Ok, I’m finding these forums a little confusing in terms of organization, and I hope this is the right place to post, but if it’s not, I’d appreciate it if someone would point me in the right direction.
So, I’ve created a new directory structure from the kaggle images downloaded with kaggle-cli. What I did was: I put them all in a folder called ‘train’, and then divided them into two directories (cats, dogs) according to their filenames. Then I made a cross-validation directory in the same folder where I put ‘train’, and I called it ‘valid’. I put about 20% of the images from ‘train’ into ‘valid’, using the crude method of ‘mv *3.jpg …’, ‘mv *4.jpg …’ to get that division of images. This allowed me to train vgg on those images (in a copy of the original Lesson 1 notebook), and the training went as expected. So far so good!
But I was a bit stumped at the next step. I copied some of the images from the test set into a directory called ‘smalltest’ (‘cp [0-9].jpg …’, copying 10 test images to make a small test), and then I tried to get predictions for those images, but that’s where I faltered. I looked at the example code, and it seems to want to use vgg.predict() on images being fed to it. That seems straightforward, except that I can’t seem to find a way to feed the predict() method images from ‘smalltest’ that doesn’t throw errors!
I even tried:
small_batch = vgg.get_batches(path+'smalltest', batch_size=2) #I used 2 because I keep getting a 'modulo by zero error and I thought lower batch values might fix it, but the error seems independent of this value
for img, label in small_batch:
plots(img, label)
In order to try to have any idea of how to get vgg to take these images in, and of course this fails. It looks like the predict() method should work straightforwardly if I can feed it data in the way it’s expecting, but I am not sure how to do that.
Edit:
I forgot to mention that I’m on a p2 server. I looked around in this forum again and decided to try the test() method as described above. Like this:
batches, preds = vgg.test(path + 'smalltest', batch_size=batch_size)
out = []
for img_path,pred in zip(batches.filenames, preds):
out.append([img_path,pred])
print(out)
(Printing them out as an initial sanity check)

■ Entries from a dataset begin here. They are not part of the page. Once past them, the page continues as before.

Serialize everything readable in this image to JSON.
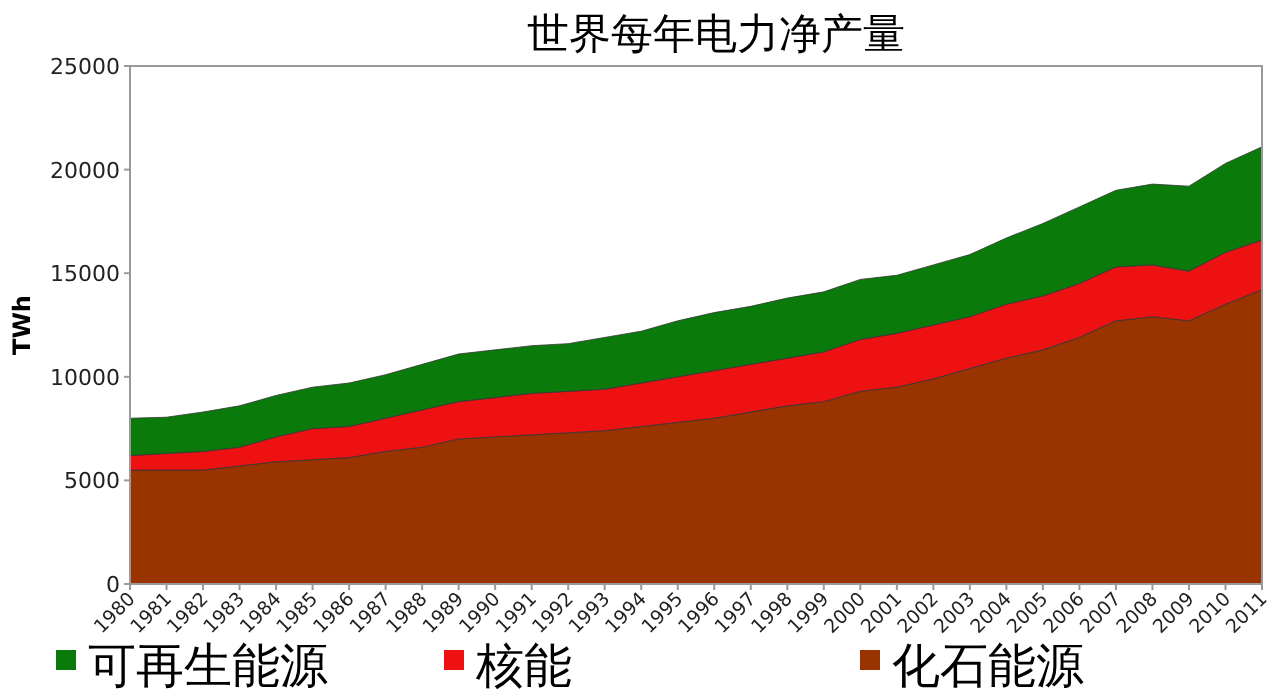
{
  "chart_data": {
    "type": "area",
    "title": "世界每年电力净产量",
    "ylabel": "TWh",
    "stacked": true,
    "legend": "bottom",
    "grid": false,
    "categories": [
      "1980",
      "1981",
      "1982",
      "1983",
      "1984",
      "1985",
      "1986",
      "1987",
      "1988",
      "1989",
      "1990",
      "1991",
      "1992",
      "1993",
      "1994",
      "1995",
      "1996",
      "1997",
      "1998",
      "1999",
      "2000",
      "2001",
      "2002",
      "2003",
      "2004",
      "2005",
      "2006",
      "2007",
      "2008",
      "2009",
      "2010",
      "2011"
    ],
    "ylim": [
      0,
      25000
    ],
    "yticks": [
      0,
      5000,
      10000,
      15000,
      20000,
      25000
    ],
    "series": [
      {
        "name": "化石能源",
        "color": "#993300",
        "values": [
          5500,
          5500,
          5500,
          5700,
          5900,
          6000,
          6100,
          6400,
          6600,
          7000,
          7100,
          7200,
          7300,
          7400,
          7600,
          7800,
          8000,
          8300,
          8600,
          8800,
          9300,
          9500,
          9900,
          10400,
          10900,
          11300,
          11900,
          12700,
          12900,
          12700,
          13500,
          14200
        ]
      },
      {
        "name": "核能",
        "color": "#ee1111",
        "values": [
          700,
          800,
          900,
          900,
          1200,
          1500,
          1500,
          1600,
          1800,
          1800,
          1900,
          2000,
          2000,
          2000,
          2100,
          2200,
          2300,
          2300,
          2300,
          2400,
          2500,
          2600,
          2600,
          2500,
          2600,
          2600,
          2600,
          2600,
          2500,
          2400,
          2500,
          2400
        ]
      },
      {
        "name": "可再生能源",
        "color": "#0a7a0a",
        "values": [
          1800,
          1750,
          1900,
          2000,
          2000,
          2000,
          2100,
          2100,
          2200,
          2300,
          2300,
          2300,
          2300,
          2500,
          2500,
          2700,
          2800,
          2800,
          2900,
          2900,
          2900,
          2800,
          2900,
          3000,
          3200,
          3500,
          3700,
          3700,
          3900,
          4100,
          4300,
          4500
        ]
      }
    ]
  }
}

I again got the same error:
Exception in thread Thread-6:
Traceback (most recent call last):
File "/home/ubuntu/anaconda2/lib/python2.7/threading.py", line 801, in __bootstrap_inner
self.run()
File "/home/ubuntu/anaconda2/lib/python2.7/threading.py", line 754, in run
self.__target(*self.__args, **self.__kwargs)
File "/home/ubuntu/anaconda2/lib/python2.7/site-packages/keras/engine/training.py", line 425, in data_generator_task
generator_output = next(generator)
File "/home/ubuntu/anaconda2/lib/python2.7/site-packages/keras/preprocessing/image.py", line 593, in next
index_array, current_index, current_batch_size = next(self.index_generator)
File "/home/ubuntu/anaconda2/lib/python2.7/site-packages/keras/preprocessing/image.py", line 441, in _flow_index
current_index = (self.batch_index * batch_size) % N
ZeroDivisionError: integer division or modulo by zero
My last hypothesis about this was that it must somehow be because I have too few images in the directory. So I tried it on the ‘test’ directory rather than the ‘smalltest’ directory, and got the same result again. Is this somehow a problem with the Keras version installed?